The following code shows how to subclass from the base Problem class and where you should implement your custom methods to create the changes you desire.

class MyProblem(Problem[str, str]):
    def __init__(self, moderator, attacker_model, target_model, baseline_model, device="cuda"):
        super().__init__(moderator)
        self.device = device

        # set your attacker, target, and baseline models
        self.attacker = attacker_model.to(device)
        self.target   = target_model.to(device)
        self.baseline = baseline_model.to(device)

        # TODO: load the attacker, target and baseline tokenizers
        # TODO: set your padding tokenins for each tokenizer
        # TODO: set your model's usable max sequence length (e.g GPT-2: 1024)

    def rollout_prompt_with_attacker(self, prompts):
        # TODO: your generator over token ids/text → list[str] continuations
        ...

    def rollout_prompt_with_target(self, prompts):
        ...

    def get_attacker_logprobs(self, ctx, cont):
        # Return sum log P(cont | ctx) per example; tensor requires grad
        return self._logprobs(self.attacker, ctx, cont, requires_grad=True)

    def get_target_logprobs(self, ctx, cont):
        with torch.no_grad():
            return self._logprobs(self.target, ctx, cont, requires_grad=False)

    def get_baseline_logprobs(self, ctx, cont):
        with torch.no_grad():
            return self._logprobs(self.baseline, ctx, cont, requires_grad=False)

    def _logprobs(self, model, ctx, cont, requires_grad):
        # Implement your own encode/combine/mask logic 
        # 1) encode ctx, cont → id tensors
        # 2) build attention + continuation mask
        # 3) forward model → logits → log_softmax
        # 4) gather per-token logprobs, mask out context, sum over continuation
        ...

    def advance(self, context, attack, response):
        # Conversation concatenation or your custom state transition
        return context + attack + response

    def parameters(self):
        return self.attacker.parameters()

    def reward(self, contexts, attacks, responses):
        # calculate your custom reward here! 
        # return a scalar value. Note that binary signals are not as helpful for training. Try to make the reward continuous from 0-1. 
        return r

6.3 Designing rewards¶

Common patterns (return one float per sample):

harm-driven: use moderator-generated scores for defender harm as a key component of the reward
Preference methods (DPO/IPO/ORPO): may not use rewards directly; rely on log-prob differences.
Tips: bound/clip; normalize across a batch; document “higher is worse” vs “higher is better”.

6.4 implementing `advance(...)`¶

Default text setting is simple concatenation (below) but you can customize how the next state is created.

def advance(self, context, attack, response):
    return context + attack + response

6.5 Saving models (HF & non-HF)¶

HF: model.save_pretrained(path) and tokenizer.save_pretrained(path).
Non-HF: torch.save(model.state_dict(), path) and a small loader util.

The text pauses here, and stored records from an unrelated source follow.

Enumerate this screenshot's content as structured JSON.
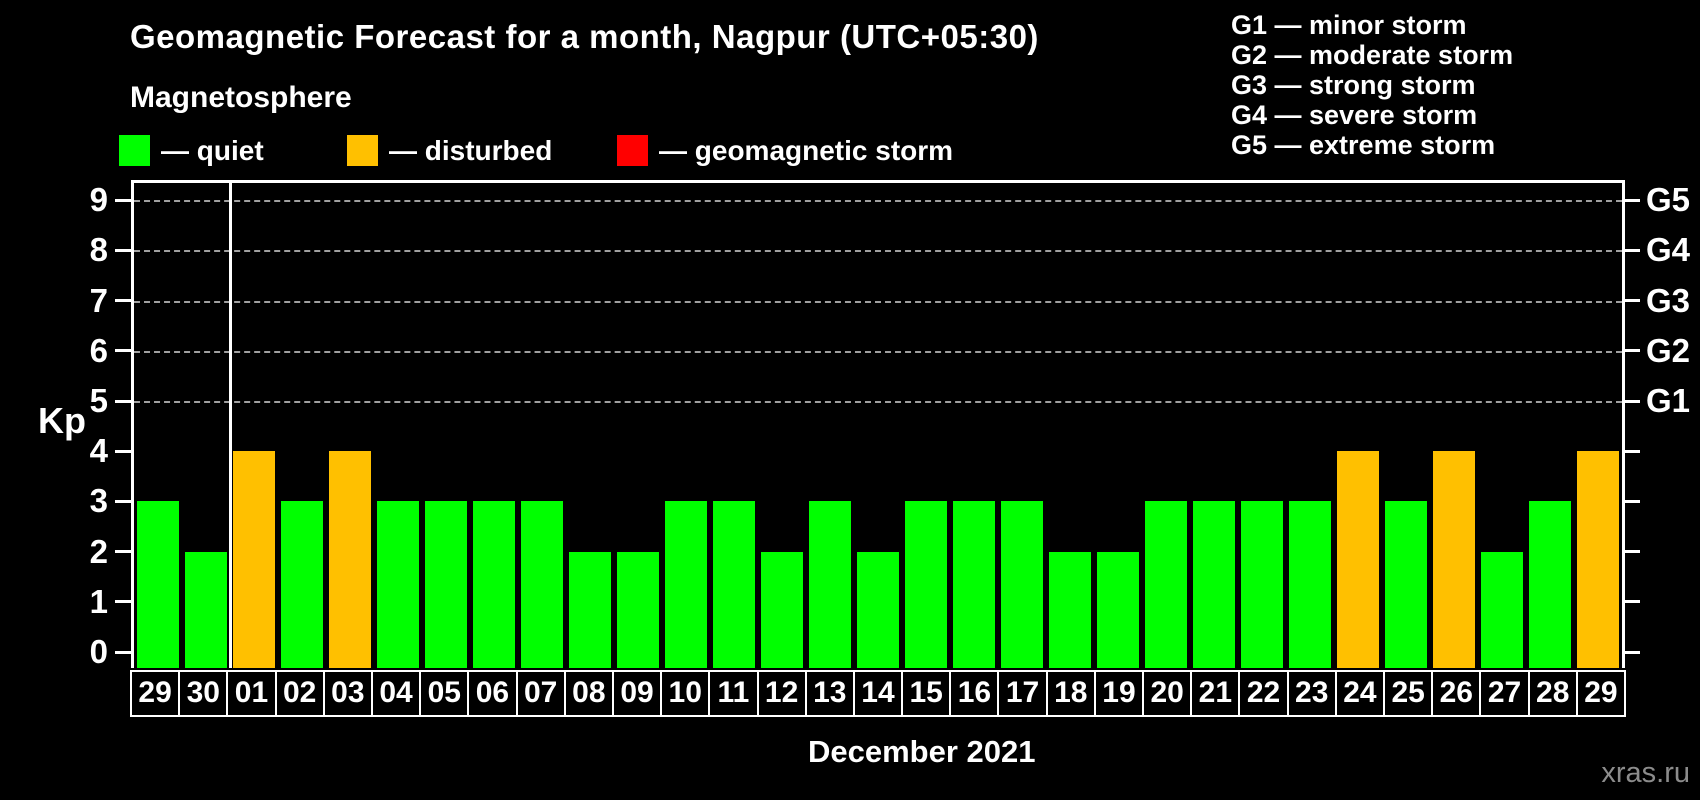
{
  "subtitle": "Magnetosphere",
  "legend": {
    "items": [
      {
        "label": "— quiet",
        "color": "#00ff00"
      },
      {
        "label": "— disturbed",
        "color": "#ffc000"
      },
      {
        "label": "— geomagnetic storm",
        "color": "#ff0000"
      }
    ]
  },
  "g_legend": {
    "lines": [
      "G1 — minor storm",
      "G2 — moderate storm",
      "G3 — strong storm",
      "G4 — severe storm",
      "G5 — extreme storm"
    ]
  },
  "watermark": "xras.ru",
  "colors": {
    "quiet": "#00ff00",
    "disturbed": "#ffc000",
    "storm": "#ff0000",
    "axis": "#ffffff",
    "gridline": "#a0a0a0",
    "background": "#000000",
    "watermark": "#8c8c8c"
  },
  "chart_data": {
    "type": "bar",
    "title": "Geomagnetic Forecast for a month, Nagpur (UTC+05:30)",
    "ylabel": "Kp",
    "xlabel": "December 2021",
    "ylim": [
      0,
      9.4
    ],
    "yticks": [
      0,
      1,
      2,
      3,
      4,
      5,
      6,
      7,
      8,
      9
    ],
    "gridlines_at_kp": [
      5,
      6,
      7,
      8,
      9
    ],
    "right_axis_labels": [
      {
        "kp": 5,
        "label": "G1"
      },
      {
        "kp": 6,
        "label": "G2"
      },
      {
        "kp": 7,
        "label": "G3"
      },
      {
        "kp": 8,
        "label": "G4"
      },
      {
        "kp": 9,
        "label": "G5"
      }
    ],
    "categories": [
      "29",
      "30",
      "01",
      "02",
      "03",
      "04",
      "05",
      "06",
      "07",
      "08",
      "09",
      "10",
      "11",
      "12",
      "13",
      "14",
      "15",
      "16",
      "17",
      "18",
      "19",
      "20",
      "21",
      "22",
      "23",
      "24",
      "25",
      "26",
      "27",
      "28",
      "29"
    ],
    "values": [
      3,
      2,
      4,
      3,
      4,
      3,
      3,
      3,
      3,
      2,
      2,
      3,
      3,
      2,
      3,
      2,
      3,
      3,
      3,
      2,
      2,
      3,
      3,
      3,
      3,
      4,
      3,
      4,
      2,
      3,
      4
    ],
    "color_rule": {
      "quiet_kp_max": 3,
      "disturbed_kp_max": 4,
      "storm_kp_min": 5
    },
    "month_separator_after_index": 1,
    "legend_position": "top-left",
    "grid": "dashed horizontal lines at Kp 5–9 only"
  }
}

Ensure your trainer saves anything else your algorithm needs (e.g., optimizer/scheduler state).

7. Plug into Environment / Solver¶

Your problem will be passed to the 'Environment' and 'Solver'. The 'Trainer' will have acsess to the problem through the environment (env.problem).

problem = MyHFProblem("gpt2", "gpt2", "gpt2", DetoxifyModerator(), device="cuda")
env     = ASTEnvironment(problem, PROMPTS, tree_width=2, tree_depth=3)
solver  = DPO(problem, beta=0.1)
trainer = Trainer(config=config, environment=env, algorithm=solver)
trainer.train()

8. Debug Checklist¶

Batching: input list lengths match; outputs align ([B] tensors).
Gradients: attacker log-probs require grad; target/baseline under no_grad.
Masking: only continuation tokens contribute to log P(cont | ctx).
Context window: len(ctx_tokens) + max_new_tokens ≤ max_ctx.
Tokenizer differences: never cross-decode; keep model/tokenizer pairs.
Device/type: tensors on right device/dtype; pad_token_id set.
Numerics: watch for nan/inf; clip/normalize rewards.
Repro: fixed seeds for rollout sampling and generation settings.